El informe señala que pequeños incrementos en la concentración de estas partículas se asocian con un aumento de la mortalidad general del 0,7%, porcentaje que alcanza el 1,3% en el caso de las enfermedades respiratorias. Además de los efectos ya conocidos sobre el sistema respiratorio y cardiovascular, el Ministerio de Sanidad advierte de otros riesgos para el organismo asociados a la exposición prolongada al humo de incendios forestales.

El documento también analiza cómo el humo puede influir en el sistema nervioso, debido a que las partículas más pequeñas tienen capacidad para alcanzar el tejido cerebral. Según la evidencia científica analizada, esta exposición se estudia como un factor que podría afectar a la salud neurológica con el paso de los años, además de poder influir puntualmente en la concentración y la atención en personas adultas.

Por ello, el Ministerio insiste en la importancia de protegerse adecuadamente. Entre las principales recomendaciones figuran permanecer en interiores con las ventanas cerradas y utilizar mascarillas FFP2 o N95 en caso de exposición, dado que las mascarillas quirúrgicas, los pañuelos o las bufandas no ofrecen una protección segura frente a las partículas del humo.

Una situación anunciada

Pero detrás de las imágenes de enormes columnas de humo, carreteras cortadas y miles de vecinos desalojados hay una realidad que los científicos llevan años advirtiendo: los incendios forestales son cada vez más intensos y más difíciles de extinguir. "Es la crónica de una situación anunciada". Así resume Juli G. Pausas, profesor del Consejo Superior de Investigaciones Científicas (CSIC) en el Centro de Investigaciones sobre Desertificación (CIDE), lo que está ocurriendo estos días, en declaraciones al SMC.

El investigador recuerda que desde hace décadas la comunidad científica viene alertando de que el aumento de las temperaturas derivado del cambio climático incrementaría la frecuencia, el tamaño y la intensidad de los incendios forestales. "Una vez hemos aceptado, como sociedad, cambiar el clima, estos incendios pasan a estar dentro de la normalidad; es decir, es lo que esperábamos", afirma.

Según explica Pausas, las altas temperaturas registradas durante las últimas semanas y las sucesivas olas de calor han creado unas condiciones en las que prácticamente cualquier tipo de vegetación puede arder. "El verano pasado vimos arder bosques de hayas (Fagus sylvatica), algo inesperado", recuerda.

Aunque desde el punto de vista ecológico muchas especies mediterráneas están adaptadas al fuego y pueden recuperarse, Pausas advierte de que el problema es mucho mayor cuando las llamas alcanzan ecosistemas de montaña, donde la vegetación presenta menor capacidad de regeneración.

Para Víctor Resco de Dios, profesor de Ingeniería Forestal y Cambio Global de la Universidad de Lleida e investigador de Agrotecnio, estos incendios son el resultado de dos procesos que llevan décadas acumulándose.
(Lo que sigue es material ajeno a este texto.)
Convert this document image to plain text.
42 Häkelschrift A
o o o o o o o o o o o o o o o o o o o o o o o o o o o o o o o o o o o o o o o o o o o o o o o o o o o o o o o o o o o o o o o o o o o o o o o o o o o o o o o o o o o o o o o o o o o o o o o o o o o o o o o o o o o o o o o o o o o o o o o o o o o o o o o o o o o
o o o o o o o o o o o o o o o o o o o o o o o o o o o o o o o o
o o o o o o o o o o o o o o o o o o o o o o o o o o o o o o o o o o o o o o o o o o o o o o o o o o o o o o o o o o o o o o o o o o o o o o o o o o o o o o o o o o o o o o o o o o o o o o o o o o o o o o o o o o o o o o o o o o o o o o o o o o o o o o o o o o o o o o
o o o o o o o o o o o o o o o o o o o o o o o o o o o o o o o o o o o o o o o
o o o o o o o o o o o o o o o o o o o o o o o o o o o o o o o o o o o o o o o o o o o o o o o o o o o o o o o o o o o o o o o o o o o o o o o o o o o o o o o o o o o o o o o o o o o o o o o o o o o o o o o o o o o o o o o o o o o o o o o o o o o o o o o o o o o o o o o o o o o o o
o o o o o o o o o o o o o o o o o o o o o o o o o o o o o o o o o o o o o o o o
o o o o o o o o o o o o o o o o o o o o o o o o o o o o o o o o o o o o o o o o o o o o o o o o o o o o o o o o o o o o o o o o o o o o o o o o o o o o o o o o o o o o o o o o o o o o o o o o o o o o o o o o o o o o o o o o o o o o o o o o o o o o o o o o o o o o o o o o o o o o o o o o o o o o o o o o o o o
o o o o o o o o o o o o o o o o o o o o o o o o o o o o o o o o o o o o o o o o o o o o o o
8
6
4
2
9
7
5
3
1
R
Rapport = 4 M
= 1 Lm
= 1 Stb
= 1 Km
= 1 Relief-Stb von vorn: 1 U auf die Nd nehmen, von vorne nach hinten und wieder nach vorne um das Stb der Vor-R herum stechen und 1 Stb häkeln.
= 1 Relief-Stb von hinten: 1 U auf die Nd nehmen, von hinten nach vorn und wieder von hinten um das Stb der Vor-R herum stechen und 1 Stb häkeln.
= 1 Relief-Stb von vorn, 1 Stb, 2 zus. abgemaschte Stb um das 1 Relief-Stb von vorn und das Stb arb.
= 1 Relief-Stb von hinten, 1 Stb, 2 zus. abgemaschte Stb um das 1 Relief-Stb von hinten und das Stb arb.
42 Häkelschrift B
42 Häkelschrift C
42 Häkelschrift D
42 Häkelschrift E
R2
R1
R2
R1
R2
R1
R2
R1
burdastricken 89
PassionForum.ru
Por un lado, explica, el abandono del medio rural ha permitido que los montes acumulen grandes cantidades de biomasa, es decir, combustible disponible para arder. Por otro, el calentamiento global ha incrementado la capacidad de la atmósfera para secar la vegetación. "La intensidad de las temporadas de incendios ha aumentado entre un 30 y un 40 % en las últimas décadas. Llevamos advirtiendo de esto muchos años", señala.

El experto insiste además en desmontar uno de los mitos más extendidos: no es el tipo de árbol lo que determina la violencia del fuego, sino la cantidad y continuidad del combustible. "Lo importante no es el tipo de vegetación, sino cuánta biomasa existe y cómo está conectada espacialmente", explica. Por ello, defiende la creación de paisajes en mosaico que interrumpan la continuidad forestal y permitan frenar el avance de las llamas y facilitar el trabajo de los equipos de extinción.

Todo ello confirma que los incendios forestales ya no representan únicamente un problema ambiental. Su impacto alcanza también a la salud pública, la seguridad de la población y la planificación del territorio, en un escenario que los expertos consideran cada vez más frecuente como consecuencia del cambio climático.